The basic principle in preventing ich is keeping fish healthy. Providing the proper living conditions for fish such as a clean aquarium setup, the right water parameters, and quality food and nutrition can keep fish healthy.
The tank and aquarium water should regularly be checked and cleaned. Owners should maintain the right temperature, pH and ammonia levels to avoid stress and the outbreak of the disease. Feeds and food should properly be stored.
It is also important to have enough space for all of the fish in the tank or aquarium. This minimizes aggression among the inhabitants and helps reduce and avoid stress and disease.
Owners also have the responsibility of buying the right kind of fish and equipment. Since moving fish can cause a lot of stress, it is best to buy fish from a direct source – preferably a wholesaler or a farm instead of a retailer.
Owners should always examine the fish for any signs or symptoms of diseases. They must always check the aquarium or tank to see if the fish lived with dead or diseased fish. Owners should place newly bought fish in a quarantine tank and observe them for 2 weeks before introducing them to their new home. It is better to be cautious than to risk having all the fish infected.
How Do You Treat Ich?
There is only so much that owners can do. Even if they do everything to prevent the disease, sometimes, fish still get infected. Luckily, there are different ways of treating ich.
Ich parasites are affected by temperature. Heat can be used to accelerate the parasites’ development and eliminate them.
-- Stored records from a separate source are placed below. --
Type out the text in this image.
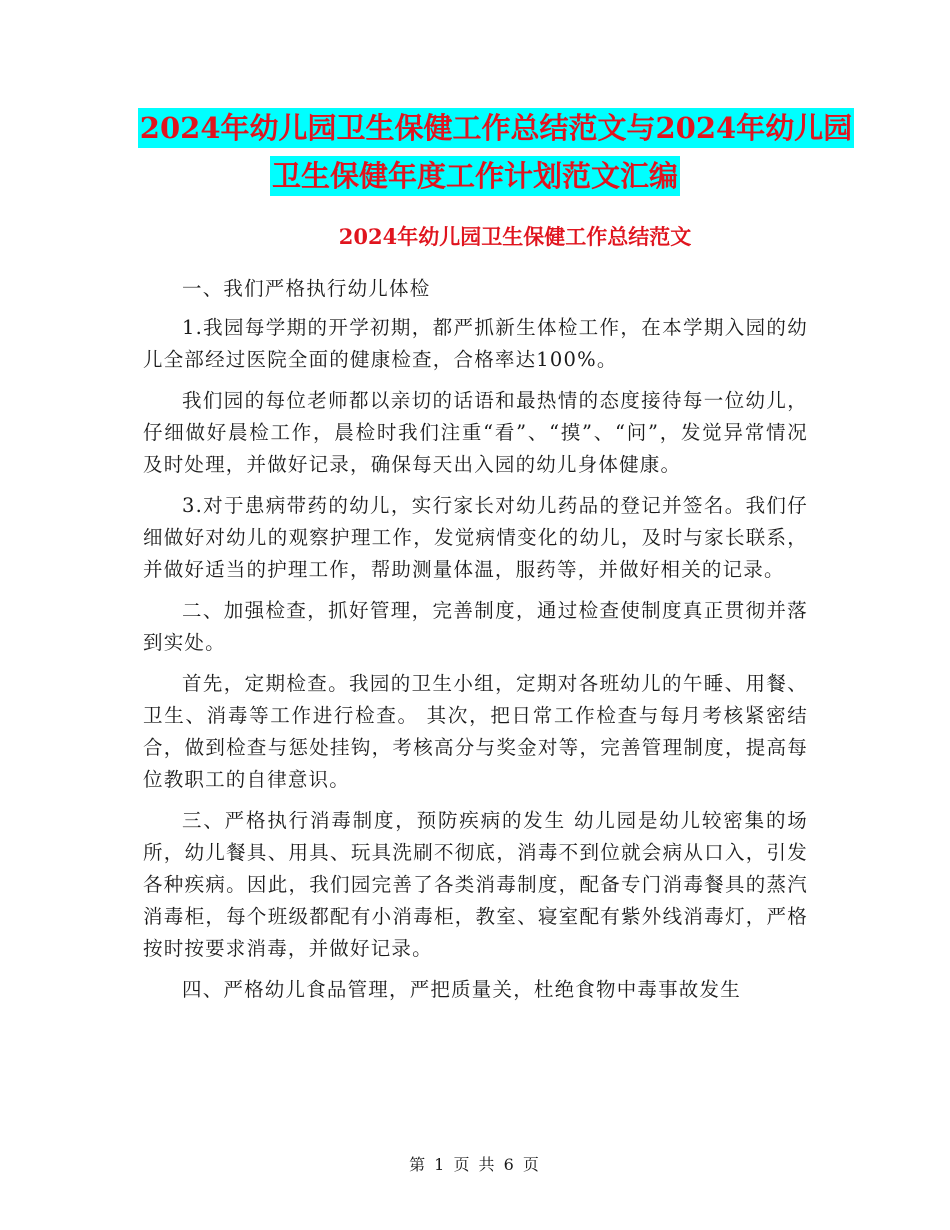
2024年幼儿园卫生保健工作总结范文与2024年幼儿园
卫生保健年度工作计划范文汇编
2024年幼儿园卫生保健工作总结范文

一、我们严格执行幼儿体检

1.我园每学期的开学初期，都严抓新生体检工作，在本学期入园的幼儿全部经过医院全面的健康检查，合格率达100%。

我们园的每位老师都以亲切的话语和最热情的态度接待每一位幼儿，仔细做好晨检工作，晨检时我们注重“看”、“摸”、“问”，发觉异常情况及时处理，并做好记录，确保每天出入园的幼儿身体健康。

3.对于患病带药的幼儿，实行家长对幼儿药品的登记并签名。我们仔细做好对幼儿的观察护理工作，发觉病情变化的幼儿，及时与家长联系，并做好适当的护理工作，帮助测量体温，服药等，并做好相关的记录。

二、加强检查，抓好管理，完善制度，通过检查使制度真正贯彻并落到实处。

首先，定期检查。我园的卫生小组，定期对各班幼儿的午睡、用餐、卫生、消毒等工作进行检查。 其次，把日常工作检查与每月考核紧密结合，做到检查与惩处挂钩，考核高分与奖金对等，完善管理制度，提高每位教职工的自律意识。

三、严格执行消毒制度，预防疾病的发生 幼儿园是幼儿较密集的场所，幼儿餐具、用具、玩具洗刷不彻底，消毒不到位就会病从口入，引发各种疾病。因此，我们园完善了各类消毒制度，配备专门消毒餐具的蒸汽消毒柜，每个班级都配有小消毒柜，教室、寝室配有紫外线消毒灯，严格按时按要求消毒，并做好记录。

四、严格幼儿食品管理，严把质量关，杜绝食物中毒事故发生

第 1 页 共 6 页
The tomite stage is the stage when parasites break away from the fish’s body and fall to the bottom of the tank or aquarium. During this stage, “tomites” multiply and swim around to find a new host.
Tomites can only survive for 48 hours without a host or a fish. Beyond 48 hours, they die.
To ensure that the heat treatment is successful, owners can move fish to another tank, raise the temperature and wait for 2-4 days for the parasites to die. The owners should also treat the tank that the fish moved to; otherwise, the fish risk contaminating the first tank. While heat treatment is very effective, it can only be used to treat a contaminated tank, not the ich-infected fish per say.
Another way to treat ich is by using chemical treatments like formalin and/or malachite green. These also target parasites in the tomite stage. While both formalin and malachite green are effective, they can also be toxic to fish if not properly used. Formalin can turn into paraformaldehyde if it is left alone or stored for long periods of time. White precipitate in a bottle of formalin shows this transformation to paraformaldehyde.
The treatment that we use and recommend is SeaChem Paraguard. It’s incredibly easy to use and has helped us to eradicate outbreaks of several common diseases including Ich, cotton fin fungus and dropsy. It’s safe to use and inexpensive.
Although ich is a common fish disease that causes a lot of problems for fish and fish owners, the disease can be treated and avoided. Owners need to keep their fish healthy and to be ready in case their fish catch ich.